In the Northwest this is likely to shift the wet weather to the north of all areas except far northwest Washington by Sunday and Monday. Farther south the ridge will combine with offshore flow to bring a huge warm-up especially west of the mountains in central and southern California. By Sunday the Central Coastal Plain south to San Diego County have afternoon temperatures rising well into the 80s with a few spots around Los Angeles getting to near 90. Monday is likely to be the warmest day with upper 80s to near 90 south-central coast and upper 80s to lower 90s in the LA Basin and San Diego County. Though it won’t be as dramatic it warms nicely too around the Bay Area, Central Valley and the deserts.
Later next week another huge change looks likely, to colder, wet, and even snowy weather. A strong, cold, upper level trough drops south in the West from just off the Washington Coast Thursday down to California by Friday into next weekend. This spread much colder air south along with some rain and lowering snow levels.
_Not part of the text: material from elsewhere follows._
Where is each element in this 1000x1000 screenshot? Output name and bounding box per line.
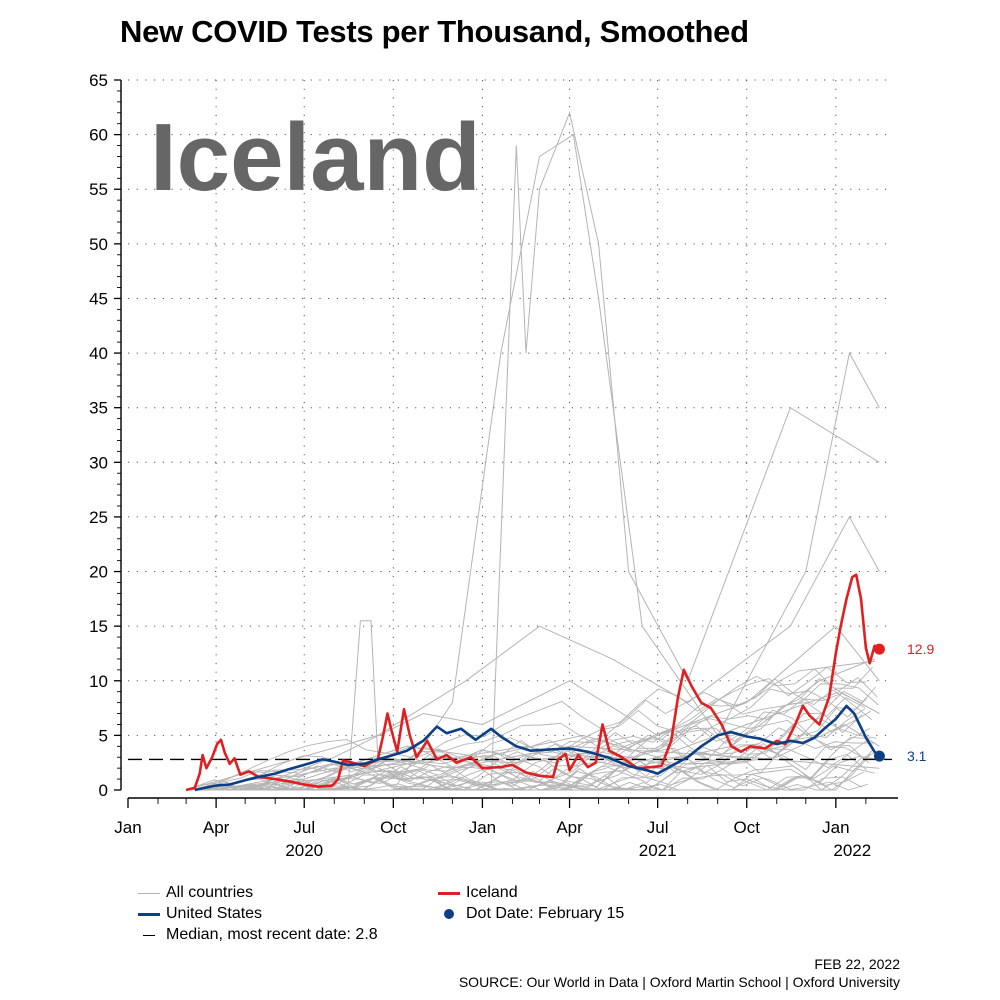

Here is how the GFS is forecasting the 500 mb pattern to look like next Friday afternoon.
The models have not been consistent the last few days of where this trough develops, yesterday they had it farther east in the Great Basin. But they have been fairly consistent in predicting a big temperature change. If the current scenario works out then it will be quite a bit colder with rather low snow levels, first in the Cascades but spreading south through California.